- Hose, Bat-Zion;
- Hoonakker, Peter;
- Wooldridge, Abigail;
- Brazelton Iii, Thomas;
- Dean, Shannon;
- Eithun, Ben;
- Fackler, James;
- Gurses, Ayse;
- Kelly, Michelle;
- Kohler, Jonathan;
- McGeorge, Nicolette;
- Ross, Joshua;
- Rusy, Deborah;
- Carayon, Pascale
OBJECTIVE: To describe physician perceptions of the potential goals, characteristics, and content of the electronic problem list (PL) in pediatric trauma. METHODS: We conducted 12 semistructured interviews with physicians involved in the pediatric trauma care process, including residents, fellows, and attendings from four services: emergency medicine, surgery, anesthesia, and pediatric critical care. Using qualitative content analysis, we identified PL goals, characteristics, and patient-related information from these interviews and the hospitals PL etiquette document of guideline. RESULTS: We identified five goals of the PL (to document the patients problems, to make sense of the patients problems, to make decisions about the care plan, to know who is involved in the patients care, and to communicate with others), seven characteristics of the PL (completeness, efficiency, accessibility, multiple users, organized, created before arrival, and representing uncertainty), and 22 patient-related information elements (e.g., injuries, vitals).
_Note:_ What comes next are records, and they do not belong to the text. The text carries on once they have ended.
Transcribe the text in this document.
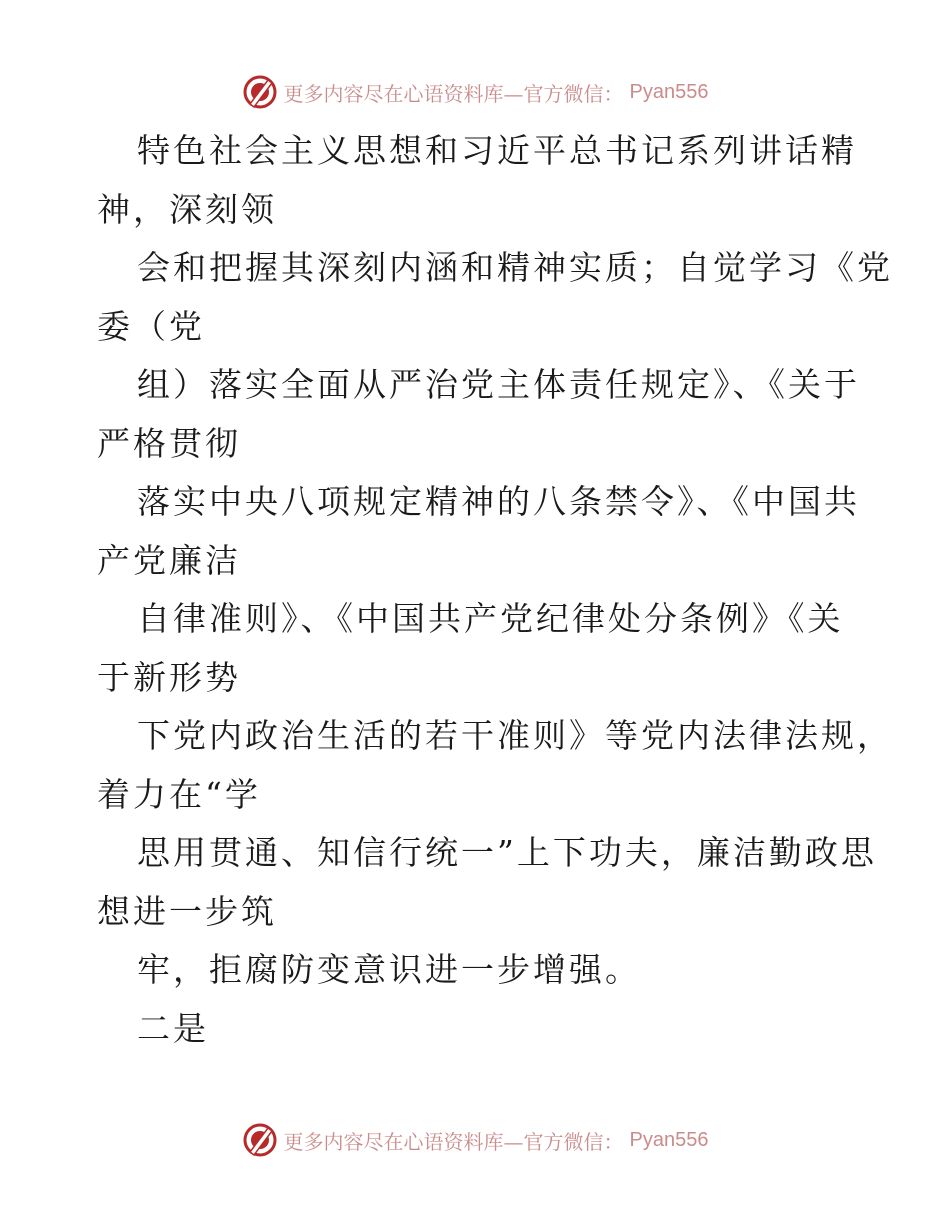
更多内容尽在心语资料库—官方微信： Pyan556
特色社会主义思想和习近平总书记系列讲话精
神，深刻领
会和把握其深刻内涵和精神实质；自觉学习《党
委（党
组）落实全面从严治党主体责任规定》、《关于
严格贯彻
落实中央八项规定精神的八条禁令》、《中国共
产党廉洁
自律准则》、《中国共产党纪律处分条例》《关
于新形势
下党内政治生活的若干准则》等党内法律法规，
着力在“学
思用贯通、知信行统一”上下功夫，廉洁勤政思
想进一步筑
牢，拒腐防变意识进一步增强。
二是
更多内容尽在心语资料库—官方微信： Pyan556
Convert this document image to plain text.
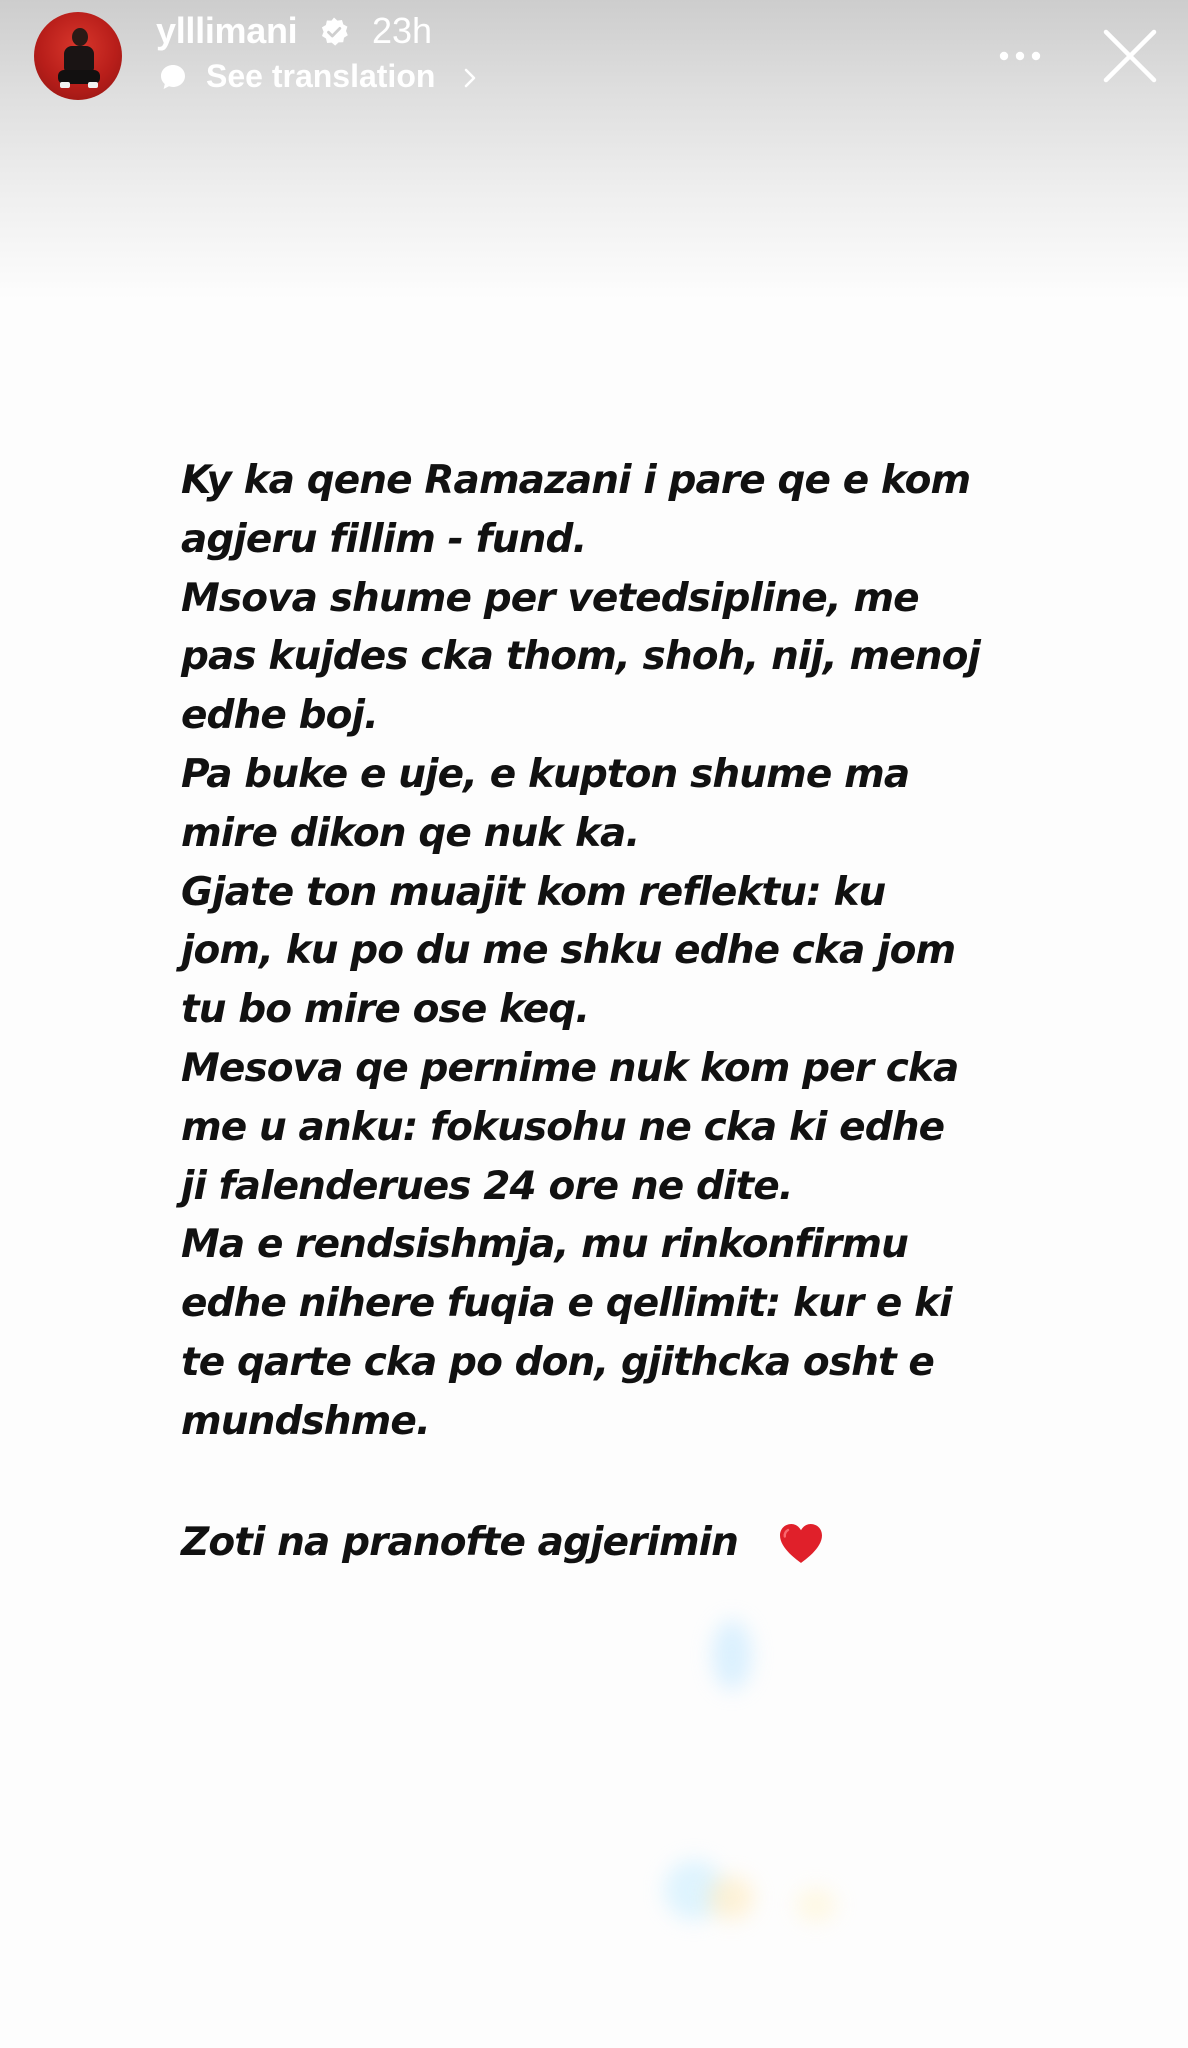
ylllimani 23h
See translation
Ky ka qene Ramazani i pare qe e kom
agjeru fillim - fund.
Msova shume per vetedsipline, me
pas kujdes cka thom, shoh, nij, menoj
edhe boj.
Pa buke e uje, e kupton shume ma
mire dikon qe nuk ka.
Gjate ton muajit kom reflektu: ku
jom, ku po du me shku edhe cka jom
tu bo mire ose keq.
Mesova qe pernime nuk kom per cka
me u anku: fokusohu ne cka ki edhe
ji falenderues 24 ore ne dite.
Ma e rendsishmja, mu rinkonfirmu
edhe nihere fuqia e qellimit: kur e ki
te qarte cka po don, gjithcka osht e
mundshme.
Zoti na pranofte agjerimin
Physicians suggested criteria for a PL varied across services with respect to goals, characteristics, and patient-related information. CONCLUSION: Physicians involved in pediatric trauma care described the electronic PL as ideally more than a list of a patients medical diagnoses and injuries. The information elements mentioned are typically found in other parts of the patients electronic record besides the PL, such as past medical history and labs. Future work is needed to evaluate the optimal design of the PL so that users with emergent cases, such as pediatric trauma, have access to key information related to the patients immediate problems.